Die Entscheidung sei gemeinsam vom Klimasekretariat der Vereinten Nationen und den beiden Veranstaltern Großbritannien und Italien getroffen worden, heißt es in einer entsprechenden Mitteilung der britischen Regierung. Die UN-Klimakonferenz soll nun im kommenden Jahr abgehalten werden. Das genaue Datum steht aber noch nicht fest.

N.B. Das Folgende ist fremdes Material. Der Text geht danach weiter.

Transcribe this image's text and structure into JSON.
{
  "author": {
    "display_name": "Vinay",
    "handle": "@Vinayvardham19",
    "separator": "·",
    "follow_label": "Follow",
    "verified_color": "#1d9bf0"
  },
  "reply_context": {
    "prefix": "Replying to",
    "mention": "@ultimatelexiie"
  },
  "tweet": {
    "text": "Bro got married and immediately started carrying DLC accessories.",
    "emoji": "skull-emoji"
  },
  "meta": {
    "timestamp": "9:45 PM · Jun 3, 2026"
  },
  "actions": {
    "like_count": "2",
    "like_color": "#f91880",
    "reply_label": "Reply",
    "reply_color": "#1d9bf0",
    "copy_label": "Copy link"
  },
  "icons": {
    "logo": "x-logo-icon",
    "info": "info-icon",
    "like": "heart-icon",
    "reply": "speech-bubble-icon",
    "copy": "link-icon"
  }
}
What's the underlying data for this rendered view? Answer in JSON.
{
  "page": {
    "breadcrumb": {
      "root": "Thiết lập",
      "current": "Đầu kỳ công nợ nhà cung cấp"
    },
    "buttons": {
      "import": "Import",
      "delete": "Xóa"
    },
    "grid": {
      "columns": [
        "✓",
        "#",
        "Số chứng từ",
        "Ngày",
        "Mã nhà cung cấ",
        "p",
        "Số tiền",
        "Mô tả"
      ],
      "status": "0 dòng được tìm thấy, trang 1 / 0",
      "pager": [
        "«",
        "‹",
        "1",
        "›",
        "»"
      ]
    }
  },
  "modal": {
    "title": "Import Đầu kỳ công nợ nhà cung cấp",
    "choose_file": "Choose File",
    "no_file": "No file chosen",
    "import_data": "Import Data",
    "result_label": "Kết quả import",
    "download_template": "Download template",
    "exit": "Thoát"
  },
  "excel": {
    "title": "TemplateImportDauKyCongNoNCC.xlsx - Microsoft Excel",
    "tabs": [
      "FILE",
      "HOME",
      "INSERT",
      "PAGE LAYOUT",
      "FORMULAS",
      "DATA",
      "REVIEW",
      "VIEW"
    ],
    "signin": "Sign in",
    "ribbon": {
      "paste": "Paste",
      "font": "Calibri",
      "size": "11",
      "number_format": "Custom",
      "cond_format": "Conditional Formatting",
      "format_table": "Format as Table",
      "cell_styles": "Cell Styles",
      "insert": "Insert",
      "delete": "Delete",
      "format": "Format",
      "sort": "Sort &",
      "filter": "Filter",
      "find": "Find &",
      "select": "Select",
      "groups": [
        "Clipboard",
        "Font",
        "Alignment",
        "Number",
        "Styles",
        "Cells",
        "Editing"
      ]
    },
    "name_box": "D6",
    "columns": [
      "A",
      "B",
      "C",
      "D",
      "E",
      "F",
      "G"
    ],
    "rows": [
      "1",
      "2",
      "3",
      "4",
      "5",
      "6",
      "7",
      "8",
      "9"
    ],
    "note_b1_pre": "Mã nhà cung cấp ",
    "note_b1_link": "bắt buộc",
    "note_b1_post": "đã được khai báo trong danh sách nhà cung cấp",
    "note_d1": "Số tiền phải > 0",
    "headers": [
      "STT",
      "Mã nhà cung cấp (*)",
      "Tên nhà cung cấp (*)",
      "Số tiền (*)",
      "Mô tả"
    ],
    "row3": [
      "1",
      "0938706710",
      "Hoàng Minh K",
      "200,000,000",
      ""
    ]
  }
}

Klimawandel langfristig größere Bedrohung als Covid-19

“Im Lichte der andauernden, weltweiten Effekte von Covid-19 ist es nicht mehr möglich, eine ehrgeizige, inklusive COP26 im November 2020 abzuhalten”, so die Begründung. COP26 ist das Kürzel für die nächste Klimakonferenz. “Die Welt ist derzeit einer nie da gewesenen globalen Herausforderung ausgesetzt und Staaten fokussieren zu Recht ihre Bemühungen darauf, Leben zu retten und Covid-19 zu bekämpfen. Das ist der Grund, warum wir uns entschieden haben, die Klimakonferenz zu verschieben”, sagte der britische Minister für Wirtschaft und Energie, Alok Sharma.

UN-Klimasekretärin Patricia Espinosa erklärte, die Verschiebung sei angesichts der Ausbreitung des neuartigen Coronavirus unvermeidlich. Auf lange Sicht sei der Klimawandel aber die deutlich größere Bedrohung für die Menschheit.

Vor dem Klimagipfel «COP26» (picture-alliance/dpa/C. Ratcliffe)

Italiens Regierungschef Giuseppe Conte und Premier Boris Johnson Anfang Februar optimistisch bei einem Vorbereitungstreffen

Die Verschiebung ist ein schwerer Rückschlag für den Klimaschutz. Der diesjährige Gipfel sollte der wichtigste seit langem werden. Hier sollten die Staaten ihre vor fünf Jahren im Pariser Weltklimaabkommen vereinbarten Emissionsziele nachbessern. Denn noch reichen sie in der Summe längst nicht aus, um das Ziel des Pariser Klimaabkommens zu erfüllen.

Auf der Klimakonferenz in Paris 2015 hatten sich alle teilnehmenden Staaten auf ein völkerrechtlich bindendes Abkommen verständigt, dessen Ziel Maßnahmen sind, um die Erderwärmung auf weniger als zwei Grad Celsius, idealerweise 1,5 Grad, gegenüber dem vorindustriellen Zeitalter zu beschränken. Unter Klimawissenschaftlern gilt als Konsens, dass die Erde gegenwärtig eher auf drei bis vier Grad Erwärmung zusteuert, was katastrophale Folgen in allen Teilen der Erde bringen würde.

Die letzte UN-Klimakonferenz, 2019 in Madrid, hatte sich nur auf einen Minimalkompromiss einigen können: eine politische Abschlusserklärung mit vielen vagen Formulierungen. Die größten Streitthemen wurden auf Glasgow 2020 vertagt. Jetzt dauert es noch länger.